Apoya la consideración anterior, el criterio orientador de la entonces Tercera Sala de la Suprema Corte de Justicia de la Nación, contenido en la tesis 3a. XXXI/94, visible en el Semanario Judicial de la Federación, Octava Época, Tomo XIII, junio de 1994, página 248, con número de registro digital: 206613, cuyos rubro y texto son los siguientes:

"UNIVERSIDADES AUTÓNOMAS. NO EXISTE NORMA CONSTITUCIONAL QUE ESTABLEZCA EL DERECHO DE INSCRIBIRSE A ELLAS SIN PAGO ALGUNO.-Para que proceda el juicio de amparo es indispensable la demostración de que se tiene interés jurídico, por el que no puede entenderse cualquier interés de una persona o de un grupo, sino sólo aquel que se encuentra legítimamente protegido, o sea que está salvaguardado por una norma jurídica; conforme a estas ideas, si se impugna una ley de inconstitucional, debe existir como presupuesto previo para que el juicio proceda, que el derecho que se estima vulnerado por esa ley se encuentre salvaguardado por la propia Constitución. Ahora bien, si se reclama la Ley Orgánica de una universidad autónoma, en cuanto en algunos de sus preceptos se establecen cuotas de inscripción y colegiaturas, para que una persona pueda ingresar a ella y seguir los cursos correspondientes, sería indispensable que en el propio texto fundamental se garantizara el derecho de todo gobernado a realizar en forma gratuita estudios universitarios, lo que no ocurre en nuestro sistema jurídico, pues en ninguno de los preceptos constitucionales se establece esa prerrogativa. El artículo 3 que regula el sistema educativo nacional, en el texto anterior al vigente, coincidente en esencia del actual, prevenía en su fracción VII (actualmente IV), que toda la educación que imparta el Estado será gratuita, hipótesis diversa a la contemplada en la entonces fracción VIII (actualmente VII), que señalaba las bases de la educación en las universidades y demás instituciones de educación superior a las que la ley otorgue autonomía, respecto de las cuales determina, entre otras reglas, ‘que tendrán la facultad de gobernarse a sí mismas, establecerán sus planes y programas y administrarán su patrimonio’, con lo que se advierte que resultan ajenas a la hipótesis de la fracción anterior, que se circunscribe a los establecimientos educativos que de modo directo maneja el Estado a través de la dependencia gubernamental que tiene esa función dentro de sus atribuciones. Por consiguiente, carecen de interés jurídico para promover el juicio de amparo en contra de una ley como la que se alude, las personas que se consideran afectadas porque estiman tener la prerrogativa constitucional de no debérseles cobrar ninguna cuota por las universidades autónomas."

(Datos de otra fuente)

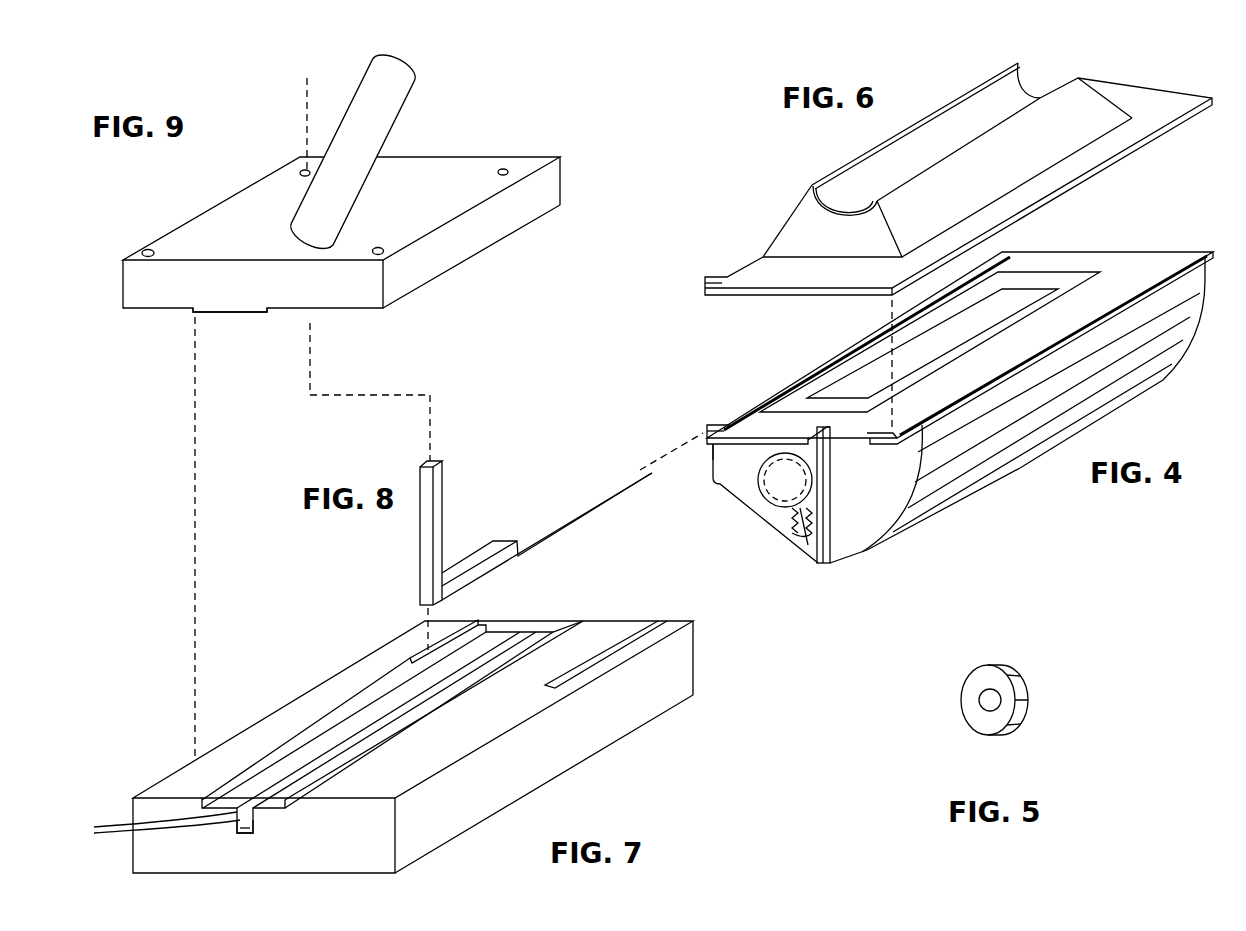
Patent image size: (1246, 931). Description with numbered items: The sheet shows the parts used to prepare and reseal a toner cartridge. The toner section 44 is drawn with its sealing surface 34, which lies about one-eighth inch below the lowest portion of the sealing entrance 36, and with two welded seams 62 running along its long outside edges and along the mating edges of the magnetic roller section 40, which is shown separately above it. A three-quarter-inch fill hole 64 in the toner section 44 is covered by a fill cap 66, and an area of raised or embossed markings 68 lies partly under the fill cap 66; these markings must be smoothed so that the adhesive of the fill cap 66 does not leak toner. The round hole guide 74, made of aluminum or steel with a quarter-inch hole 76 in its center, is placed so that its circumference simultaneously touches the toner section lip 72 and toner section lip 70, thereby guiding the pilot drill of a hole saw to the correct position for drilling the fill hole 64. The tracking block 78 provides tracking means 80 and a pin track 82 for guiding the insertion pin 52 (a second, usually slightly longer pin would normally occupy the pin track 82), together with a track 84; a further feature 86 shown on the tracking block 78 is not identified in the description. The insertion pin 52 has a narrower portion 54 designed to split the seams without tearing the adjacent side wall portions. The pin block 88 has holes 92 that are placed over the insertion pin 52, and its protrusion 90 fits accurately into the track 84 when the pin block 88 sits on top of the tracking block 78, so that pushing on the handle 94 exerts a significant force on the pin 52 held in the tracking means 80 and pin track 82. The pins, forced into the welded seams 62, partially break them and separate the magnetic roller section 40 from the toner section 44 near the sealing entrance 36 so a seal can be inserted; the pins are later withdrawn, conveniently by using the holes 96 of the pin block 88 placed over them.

In FIG. 4, the sealing surface 34 is at (998, 344).
In FIG. 4, the sealing entrance 36 is at (935, 311).
In FIG. 6, the magnetic roller section 40 is at (1097, 80).
In FIG. 4, the toner section 44 is at (955, 507).
In FIG. 8, the insertion pin 52 is at (418, 541).
In FIG. 8, the narrower portion 54 is at (547, 530).
In FIG. 4, the welded seams 62 is at (1010, 260).
In FIG. 4, the fill hole 64 is at (765, 525).
In FIG. 4, the fill cap 66 is at (752, 480).
In FIG. 4, the raised or embossed markings 68 is at (808, 548).
In FIG. 4, the toner section lip 70 is at (708, 440).
In FIG. 4, the toner section lip 72 is at (820, 567).
In FIG. 5, the hole guide 74 is at (1030, 683).
In FIG. 5, the hole 76 is at (988, 699).
In FIG. 7, the tracking block 78 is at (663, 718).
In FIG. 7, the tracking means 80 is at (410, 657).
In FIG. 7, the pin track 82 is at (660, 622).
In FIG. 7, the track 84 is at (148, 827).
In FIG. 7, the cable notch 86 is at (241, 834).
In FIG. 9, the pin block 88 is at (497, 247).
In FIG. 9, the protrusion 90 is at (218, 315).
In FIG. 9, the holes 92 is at (305, 168).
In FIG. 9, the handle 94 is at (378, 122).
In FIG. 9, the holes 96 is at (148, 250).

En efecto, el criterio que antecede es aplicable para dilucidar sobre el interés suspensional. En el caso concreto, resultan orientadoras, por analogía, las consideraciones por las cuales se estima que para la demostración del interés jurídico en el juicio de amparo, no puede entenderse cualquier interés de una persona o de un grupo, sino sólo aquel que se encuentra legítimamente protegido.

En ese sentido, para determinar si se encuentra acreditado, al menos de manera indiciaria el interés suspensional, resulta relevante dilucidar, en un asomo a las garantías y derechos humanos que se consideran violados, si efectivamente esa gratuidad que reclama la parte quejosa, respecto de los servicios que pretende de la Universidad Autónoma de Nuevo León, se encuentra jurídicamente tutelada como una garantía constitucional.

Sin embargo, de los preceptos analizados no se desprende la garantía de gratuidad, como derecho fundamental exigible, en relación con cualquier ente o persona.